Mistica islamica by Georges C. Anawati & Louis Gardet

Mistica islamica by Georges C. Anawati & Louis Gardet

autore:Georges C. Anawati & Louis Gardet [Anawati, Georges C. & Gardet, Louis]
La lingua: ita
Format: epub
editore: Jaca Book
pubblicato: 2021-04-26T00:00:00+00:00


Capitolo III

PENTIMENTO, RINUNCIA, ABBANDONO

1. Il pentimento (tawba)

Dopo aver definito le basi dogmatiche generalmente professate, secondo lui, dai sufi, al-Kalābādhī ci introduce alla vita ascetica e mistica, mettendo in evidenza le principali tappe o stazioni (maqāmāt).

Il punto di partenza è il pentimento, tawba, il movimento di ritorno a Dio. La nozione è coranica: «È Colui che accoglie il pentimento dai Suoi servi e li assolve dalle loro colpe. Egli conosce quel che fate»1. Ciò che è richiesto è di domandare perdono al Signore, e di avere il fermo proposito di non commettere gli stessi errori: «I quali se hanno commesso qualche turpitudine o hanno fatto torto a se stessi, ricordano Dio, chiedono perdono per le proprie colpe – chi mai può perdonare le colpe al di fuori di Dio? – e non preservano nel male che hanno compiuto, e lo sanno bene./ Avranno come ricompensa il perdono del loro Signore e i giardini alla cui ombra scorrono i fiumi, dove resteranno eternamente, com’è bella la ricompensa di chi fa il bene!»2.

Non sono state prese in considerazione in questa sede le discussioni dei giuristi e dei teologi sul concetto di tawba. È risaputo che i khārijiti e i mu‘taziliti lo esigeranno per ogni peccato grave. Nella loro visione, gli atti imposti dalla Legge rientrano nella nozione stessa di fede, sono parte integrante della testimonianza di fede. Pertanto, chiunque muoia senza essersi pentito di un «peccato grave» commesso, sarà considerato un infedele agli occhi di Dio e punito per l’eternità all’Inferno. Tuttavia, gli ḥanafiti-māturīditi definiranno la fede come testimonianza del cuore e della lingua e nel corso dei secoli, in linea generale la scuola ash‘arita farà dell’adesione interiore l’elemento formale della testimonianza di fede. Ora, secondo gli ḥadīth, chiunque muoia avendo «un atomo di fede nel cuore» non sarà «tra gli abitanti dell’Inferno». Di conseguenza, la tawba è necessaria affinché i «peccati gravi» siano «perdonati»; ma non è necessaria per la salvezza, a meno che non si tratti di un «peccato grave» contro la fede, come l’apostasia dell’Islam.

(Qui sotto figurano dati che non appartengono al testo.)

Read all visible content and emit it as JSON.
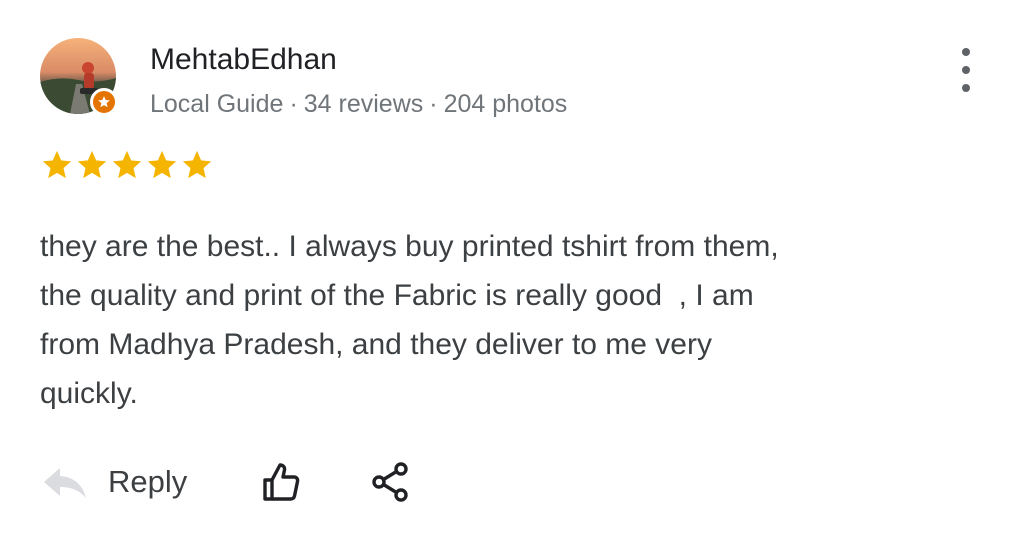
{
  "review": {
    "author_name": "MehtabEdhan",
    "author_badge": "Local Guide",
    "reviews_count": "34 reviews",
    "photos_count": "204 photos",
    "separator": "·",
    "rating": 5,
    "rating_max": 5,
    "text": "they are the best.. I always buy printed tshirt from them,\nthe quality and print of the Fabric is really good  , I am\nfrom Madhya Pradesh, and they deliver to me very\nquickly."
  },
  "actions": {
    "reply_label": "Reply",
    "reply_icon": "reply-arrow-icon",
    "like_icon": "thumbs-up-icon",
    "share_icon": "share-icon"
  },
  "menu": {
    "more_icon": "more-vert-icon"
  },
  "colors": {
    "star": "#f4b400",
    "badge": "#e37400",
    "meta_text": "#70757a",
    "icon": "#202124",
    "reply_icon": "#dadce0"
  }
}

Gli altri «peccati gravi» che non toccano la fede saranno puniti – salvo una misericordia speciale di Dio – attraverso un soggiorno temporaneo nell’Inferno eterno. Un’interiorizzazione della sua fede porta quindi il credente sincero a esercitare il pentimento. Quali saranno le condizioni necessarie a renderlo effettivo? Quale sarà il motivo formale? Le ultime elaborazioni della «scienza del kalām» esigeranno tre condizioni essenziali: 1) abbandonare la condizione del peccato; 2) pentirsi di fronte a Dio, «per il volto di Dio» (li wajh Allāh) e non a causa di un timore egoistico; 3) adempiere alla ferma risoluzione di non commetterlo mai più3.

È opportuno rilevare che, rispetto a Dio, non possono esistere argomentazioni di «riparazione», poiché il peccato non colpisce Dio. Il peccato, nell’Islam, è ma‘ṣiyya, la «disobbedienza» alla Legge divina, dunque alle prescrizioni positive ordinate da Dio. Non si tratta di una perdita di partecipazione alla Vita divina, cioè alla vita della Grazia. I rapporti dell’uomo con Dio, per quanto esigenti essi siano, restano segnati da una nota di «estrinsecismo».